Der Abgeordnete Richard Pitterle musste die komplexen Zusammenhänge der Freihandelsabkommen verständlich darstellen: "Wer es verstanden hat, muss dagegen sein." Foto: sb

Richard Pitterle (Linke): Widerstand kommt nicht nur von "hysterischen Deutschen". Politiker stellt sich Fragen.

Horb - Nachdem lange wenig bekannt war über die Freihandelsabkommen TTIP und CETA, regt sich nun weithin Widerstand nicht nur bei Linken, sondern auch bei Gewerkschaften und der mittelständischen Wirtschaft. Richard Pitterle, der Bundestagsabgeordnete der Linken aus Böblingen, stellte sich im Kloster Horb den Fragen von rund 20 Zuhörern.

Nationale Parlamente müssen den Freihandelsabkommen der Europäischen Union mit Kanada (CETA) und den USA (TTIP) nicht zustimmen, meint die Europäische Kommission.

Zustimmen müssen allerdings die Regierungen aller beteiligten Nationen und für und gegen diese Zustimmung wird allerorten heftig gerungen.

Noch heute ist es selbst für Bundestagsabgeordnete nicht leicht, auf dem aktuellsten Stand zu sein, und Wikileaks-Dokumente zählen zu den begehrten Informationsquellen. "Widerstand gegen die Abkommen gibt es keineswegs nur in Europa", so Richard Pitterle,  "und er ist auch längst nicht nur die Sache der Linken."

TTIP und CETA  verbessern die Rahmenbedingungen der Global Player für Investitionen auf der jeweils anderen Seite des Atlantiks, zumindest aus deren Sicht, nicht jedoch aus der Sicht des Mittelstandes, der dadurch unter die Räder kommt und der bereits ungewohnte Allianzen mit Gewerkschaften schließt.

Denn die Wirtschaft insgesamt wird nicht wesentlich stimuliert und Arbeitsplätze werden nicht geschaffen.
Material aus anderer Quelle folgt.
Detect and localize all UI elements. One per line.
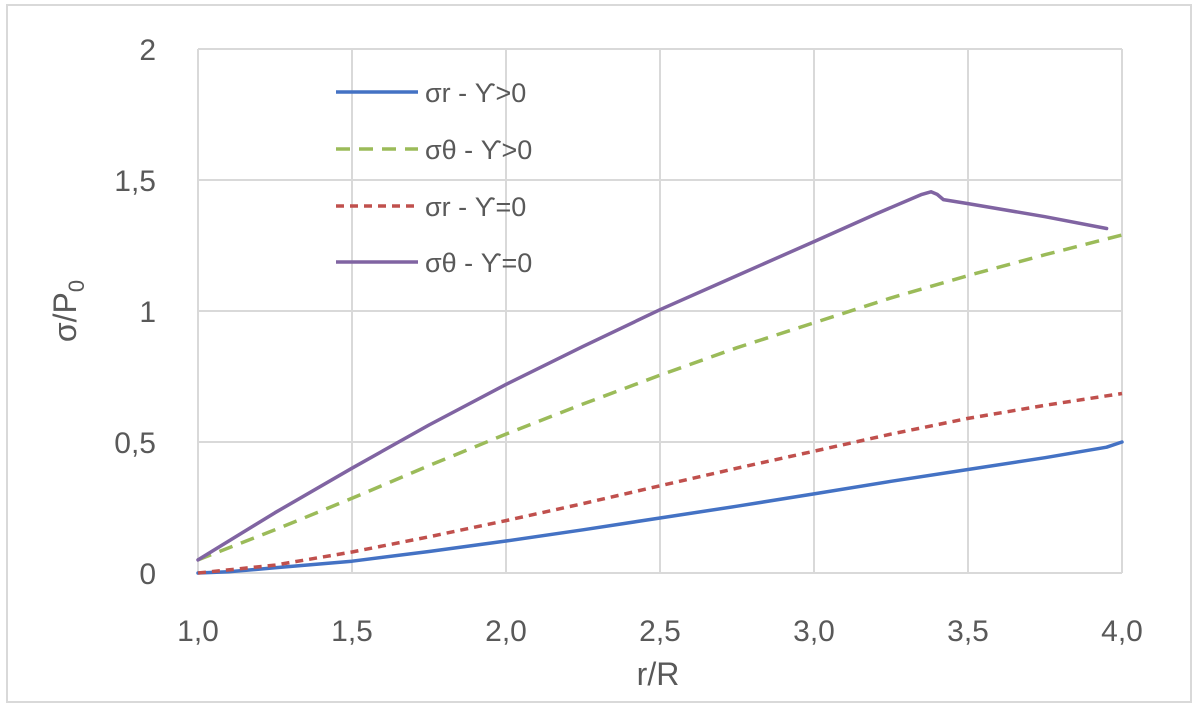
series-line-1 — [196, 440, 1124, 575]
x-tick-label: 2,0 — [485, 615, 527, 648]
y-tick-label: 0 — [139, 558, 156, 591]
x-tick-label: 1,0 — [177, 615, 219, 648]
chart-frame — [6, 4, 1192, 703]
legend-label: σr - ϒ>0 — [425, 78, 526, 108]
legend-label: σθ - ϒ>0 — [425, 135, 532, 165]
y-axis-title-subscript: 0 — [64, 280, 89, 292]
x-tick-label: 1,5 — [331, 615, 373, 648]
x-tick-label: 3,0 — [793, 615, 835, 648]
y-tick-label: 1,5 — [114, 165, 156, 198]
y-tick-label: 0,5 — [114, 427, 156, 460]
legend-label: σr - ϒ=0 — [425, 192, 526, 222]
y-axis-title-main: σ/P — [47, 292, 83, 342]
y-tick-label: 1 — [139, 296, 156, 329]
x-axis-title: r/R — [637, 656, 680, 692]
y-axis-title: σ/P0 — [47, 280, 89, 342]
x-tick-label: 2,5 — [639, 615, 681, 648]
series-line-4 — [196, 190, 1109, 562]
x-tick-labels: 1,0 1,5 2,0 2,5 3,0 3,5 4,0 — [177, 615, 1143, 648]
x-tick-label: 3,5 — [947, 615, 989, 648]
x-tick-label: 4,0 — [1101, 615, 1143, 648]
legend-label: σθ - ϒ=0 — [425, 248, 532, 278]
series-line-3 — [197, 391, 1123, 575]
legend: σr - ϒ>0 σθ - ϒ>0 σr - ϒ=0 σθ - ϒ=0 — [336, 78, 532, 278]
series-lines — [196, 190, 1124, 575]
series-line-2 — [197, 233, 1123, 562]
y-tick-label: 2 — [139, 34, 156, 67]
y-tick-labels: 0 0,5 1 1,5 2 — [114, 34, 156, 591]
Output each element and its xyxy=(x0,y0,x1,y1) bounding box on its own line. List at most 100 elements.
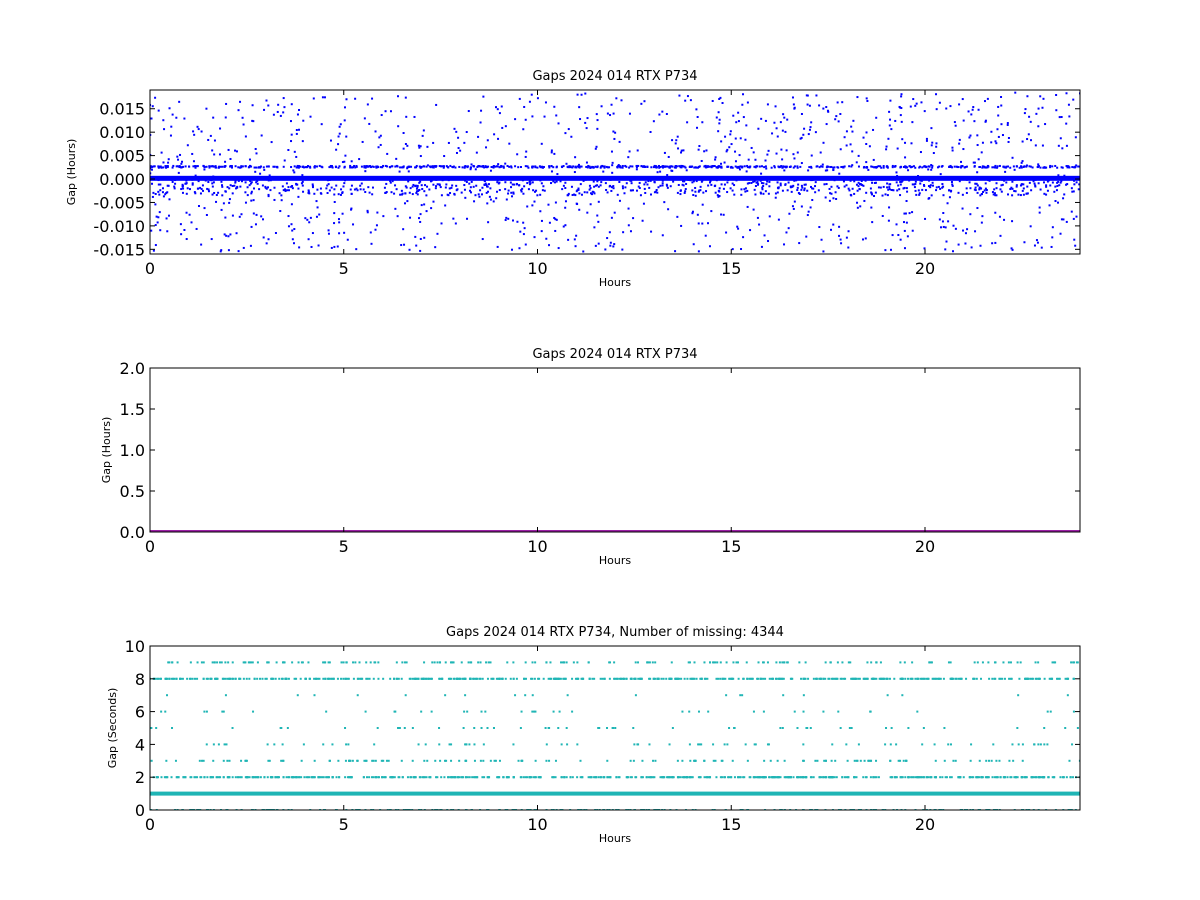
data-point xyxy=(684,166,687,169)
data-point xyxy=(821,163,824,166)
data-point xyxy=(444,694,447,697)
data-point xyxy=(497,182,500,185)
data-point xyxy=(411,759,414,762)
data-point xyxy=(645,776,648,779)
data-point xyxy=(1066,677,1069,680)
data-point xyxy=(864,776,867,779)
data-point xyxy=(181,160,184,163)
data-point xyxy=(1046,710,1049,713)
data-point xyxy=(404,694,407,697)
data-point xyxy=(981,776,984,779)
data-point xyxy=(598,727,601,729)
data-point xyxy=(180,188,183,191)
data-point xyxy=(691,189,694,192)
data-point xyxy=(531,181,534,184)
data-point xyxy=(1067,165,1070,168)
data-point xyxy=(524,694,527,697)
data-point xyxy=(295,677,298,680)
data-point xyxy=(615,97,618,100)
y-axis-label: Gap (Seconds) xyxy=(106,688,119,769)
data-point xyxy=(219,127,222,130)
data-point xyxy=(449,192,452,195)
data-point xyxy=(233,184,236,187)
data-point xyxy=(783,759,786,762)
data-point xyxy=(234,149,237,152)
data-point xyxy=(1011,194,1014,197)
data-point xyxy=(306,166,309,169)
data-point xyxy=(950,776,953,779)
data-point xyxy=(830,192,833,195)
data-point xyxy=(258,166,261,169)
data-point xyxy=(240,165,243,168)
data-point xyxy=(875,166,878,169)
data-point xyxy=(401,776,404,779)
data-point xyxy=(177,776,180,779)
data-point xyxy=(1009,166,1012,169)
data-point xyxy=(627,224,630,227)
data-point xyxy=(793,157,796,160)
data-point xyxy=(1077,165,1080,168)
data-point xyxy=(480,710,483,713)
data-point xyxy=(981,215,984,218)
data-point xyxy=(995,187,998,190)
data-point xyxy=(255,152,258,155)
data-point xyxy=(775,127,778,130)
data-point xyxy=(891,166,894,169)
data-point xyxy=(385,182,388,185)
data-point xyxy=(200,243,203,246)
data-point xyxy=(205,710,208,713)
data-point xyxy=(566,165,569,168)
data-point xyxy=(851,130,854,133)
data-point xyxy=(246,194,249,197)
data-point xyxy=(504,219,507,222)
data-point xyxy=(779,727,782,729)
data-point xyxy=(454,166,457,169)
data-point xyxy=(1025,776,1028,779)
data-point xyxy=(1008,759,1011,762)
data-point xyxy=(841,661,844,664)
data-point xyxy=(207,181,210,184)
data-point xyxy=(889,99,892,102)
data-point xyxy=(697,776,700,779)
data-point xyxy=(734,150,737,153)
data-point xyxy=(629,759,632,762)
data-point xyxy=(867,168,870,171)
data-point xyxy=(739,137,742,140)
data-point xyxy=(1003,218,1006,221)
data-point xyxy=(585,165,588,168)
data-point xyxy=(185,192,188,195)
data-point xyxy=(510,186,513,189)
data-point xyxy=(554,776,557,779)
data-point xyxy=(242,246,245,249)
data-point xyxy=(870,192,873,195)
data-point xyxy=(608,661,611,664)
data-point xyxy=(382,776,385,779)
data-point xyxy=(310,245,313,248)
data-point xyxy=(408,191,411,194)
data-point xyxy=(391,180,394,183)
data-point xyxy=(721,776,724,779)
data-point xyxy=(744,190,747,193)
data-point xyxy=(318,776,321,779)
data-point xyxy=(612,130,615,133)
data-point xyxy=(944,776,947,779)
data-point xyxy=(824,661,827,664)
data-point xyxy=(796,166,799,169)
data-point xyxy=(343,160,346,163)
data-point xyxy=(764,165,767,168)
data-point xyxy=(1063,193,1066,196)
data-point xyxy=(947,661,950,664)
data-point xyxy=(489,169,492,172)
data-point xyxy=(629,165,632,168)
data-point xyxy=(858,188,861,191)
data-point xyxy=(660,677,663,680)
data-point xyxy=(219,165,222,168)
data-point xyxy=(398,170,401,173)
data-point xyxy=(516,220,519,223)
data-point xyxy=(455,184,458,187)
data-point xyxy=(1032,180,1035,183)
data-point xyxy=(679,776,682,779)
data-point xyxy=(1011,187,1014,190)
top-gap-hours-panel: Gaps 2024 014 RTX P734 Hours Gap (Hours)… xyxy=(65,69,1081,289)
data-point xyxy=(912,165,915,168)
Anders lautende Ankündigungen des Bundesverbandes der deutschen Industrie (BDI) wurden längst deutlich widerlegt.

Freihandelsabkommen mit Investorenschutz gibt es schon heute zwischen vielen Staaten. Investorenschutz heißt, dass Unternehmen Anspruch darauf haben, dass die Rahmenbedingungen ihrer Investition erhalten bleiben. Falls nicht, wird Schadensersatz des Landes fällig, das die Bedingungen verschlechtert hat.

Selbst Tony Abbott, der konservative Regierungschef Australiens tobt. Sein Land soll nun Schadensersatz an die Zigarettenindustrie zahlen, weil auch Australien die Warnhinweise auf Zigarettenschachteln eingeführt hat.

In Deutschland klagt das Energieunternehmen Vattenfall auf Ersatz des Schadens, der ihm auf Grund des von der Bundesregierung verfügten Atomausstiegs entsteht.

In ganz Europa wurden zur Einleitung einer europäischen Volksabstimmung von der Kampagne "TTIP und CETA stoppen" seither fast 2 Millionen Unterschriften gesammelt. Diese seien nichtig, sagt die EU-Kommission, denn bei bilateralen Verträgen seien Volksabstimmungen unzulässig.

Pitterle meint jedoch: "Die Stimmen sind trotzdem wichtig, denn sie zeigen, dass der Widerstand gegen TTIP ein Gesamteuropäischer ist und nicht nur einer der ›hysterischen Deutschen‹, wie Wirtschaftsminister Gabriel es unlängst in Davos vermutet hat."